[AArch64] Runtime-unroll small load/store loops for Apple Silicon CPUs. (#118317)
Add initial heuristics to selectively enable runtime unrolling for loops
where doing so is expected to be highly beneficial on Apple Silicon
CPUs.
To start with, we try to runtime-unroll small, single block loops, if
they have load/store dependencies, to expose more parallel memory
access streams [1] and to improve instruction delivery [2].
We also explicitly avoid runtime-unrolling for loop structures that may
limit the expected gains from runtime unrolling. Such loops include
loops with complex control flow (aren't innermost loops, have multiple
exits, have a large number of blocks), trip count expansion is
expensive and are expected to execute a small number of iterations.

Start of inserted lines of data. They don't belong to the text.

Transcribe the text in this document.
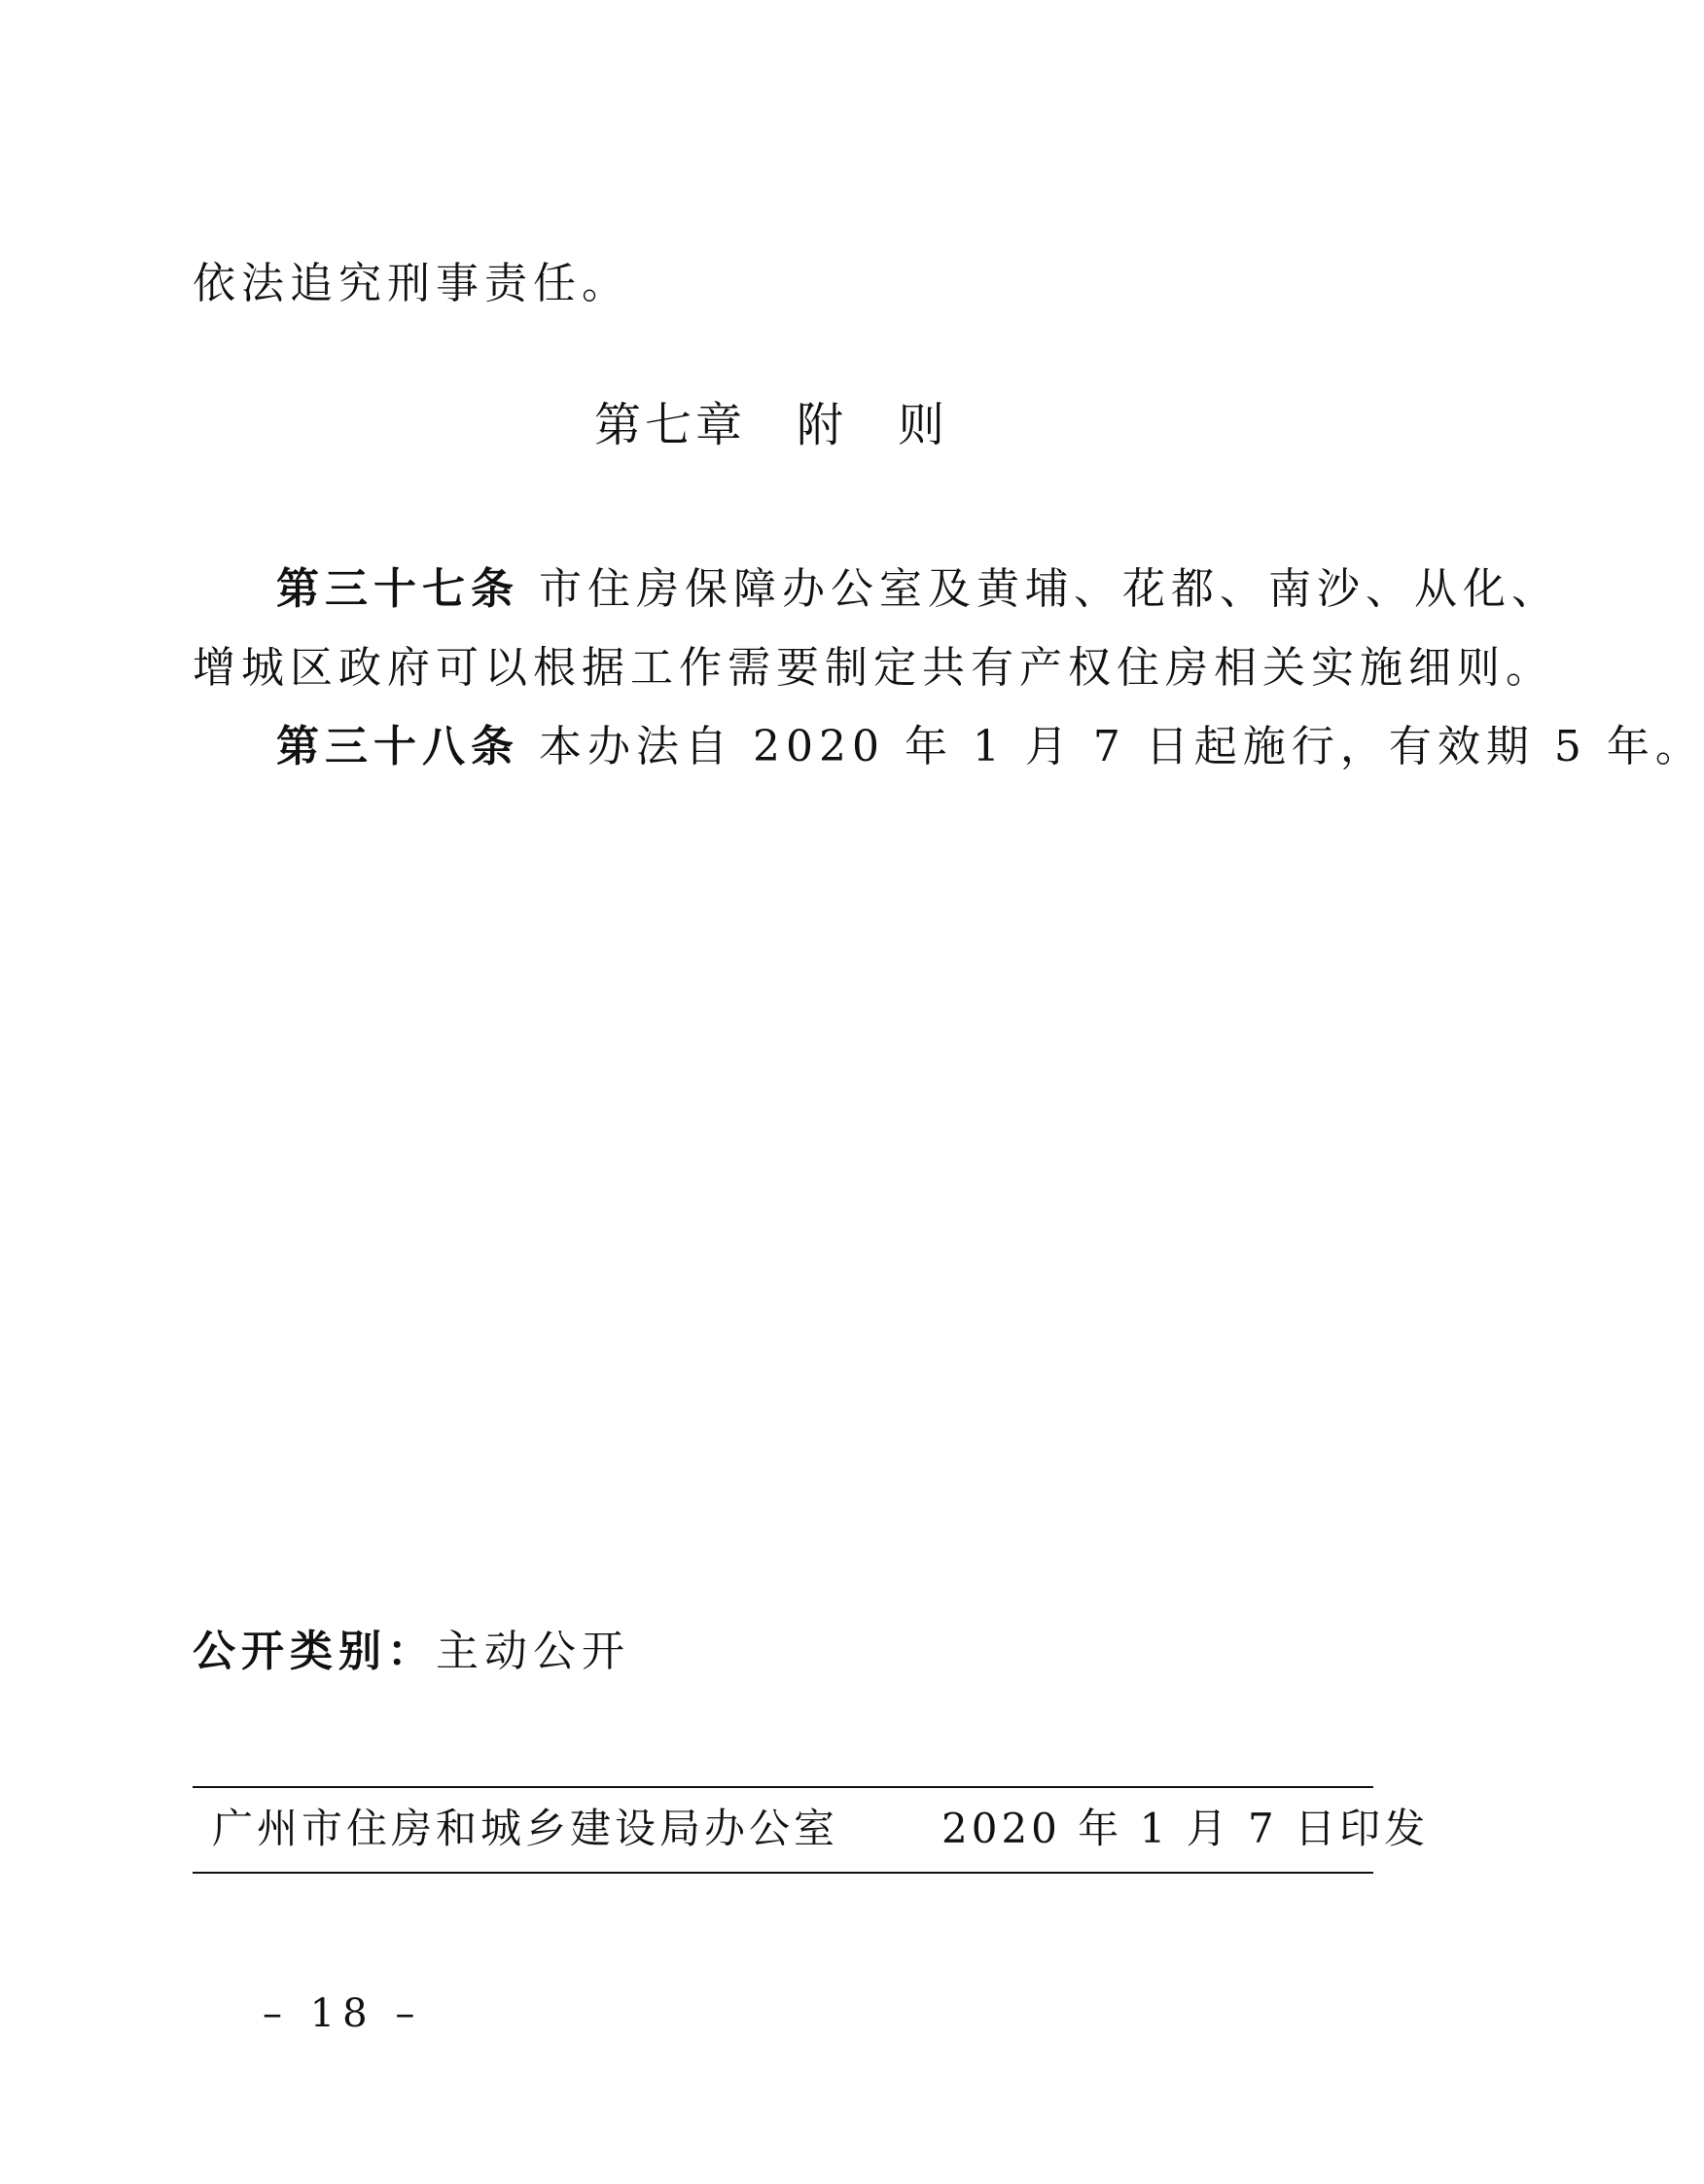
依法追究刑事责任。
第七章　附　则
第三十七条 市住房保障办公室及黄埔、花都、南沙、从化、
增城区政府可以根据工作需要制定共有产权住房相关实施细则。
第三十八条 本办法自 2020 年 1 月 7 日起施行，有效期 5 年。
公开类别：主动公开
广州市住房和城乡建设局办公室	2020 年 1 月 7 日印发
– 18 –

Note that the heuristics here may be overly conservative and we err on
the side of avoiding runtime unrolling rather than unroll excessively.

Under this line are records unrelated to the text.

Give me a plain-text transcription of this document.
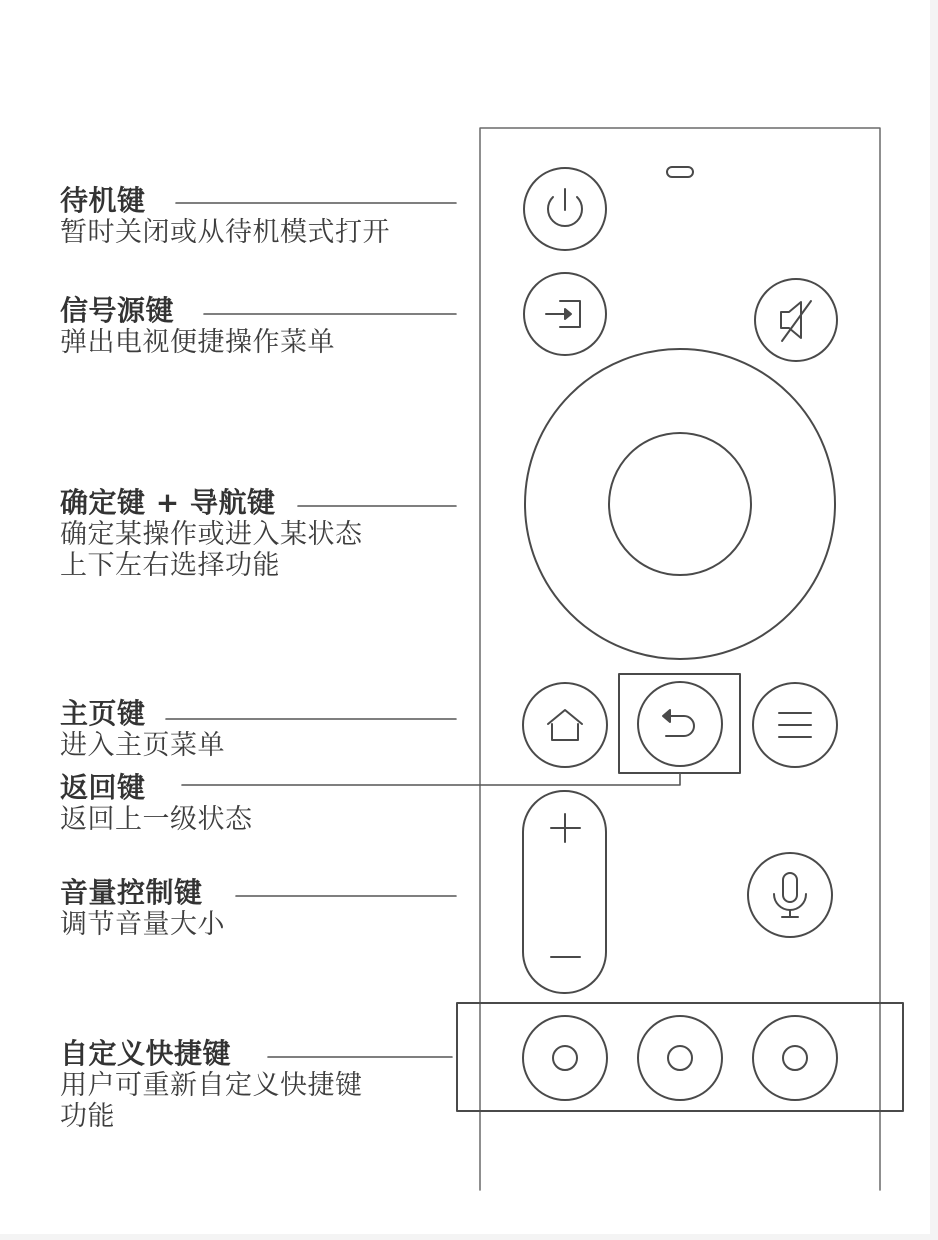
待机键
暂时关闭或从待机模式打开
信号源键
弹出电视便捷操作菜单
确定键 + 导航键
确定某操作或进入某状态
上下左右选择功能
主页键
进入主页菜单
返回键
返回上一级状态
音量控制键
调节音量大小
自定义快捷键
用户可重新自定义快捷键
功能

They are all subject to further refinement.
Across a large set of workloads, this increase the total number of
unrolled loops by 2.9%.
[1] 4.6.10 in Apple Silicon CPU Optimization Guide
[2] 4.4.4 in Apple Silicon CPU Optimization Guide
Depends on https://github.com/llvm/llvm-project/pull/118316 for TTI
changes.
PR: https://github.com/llvm/llvm-project/pull/118317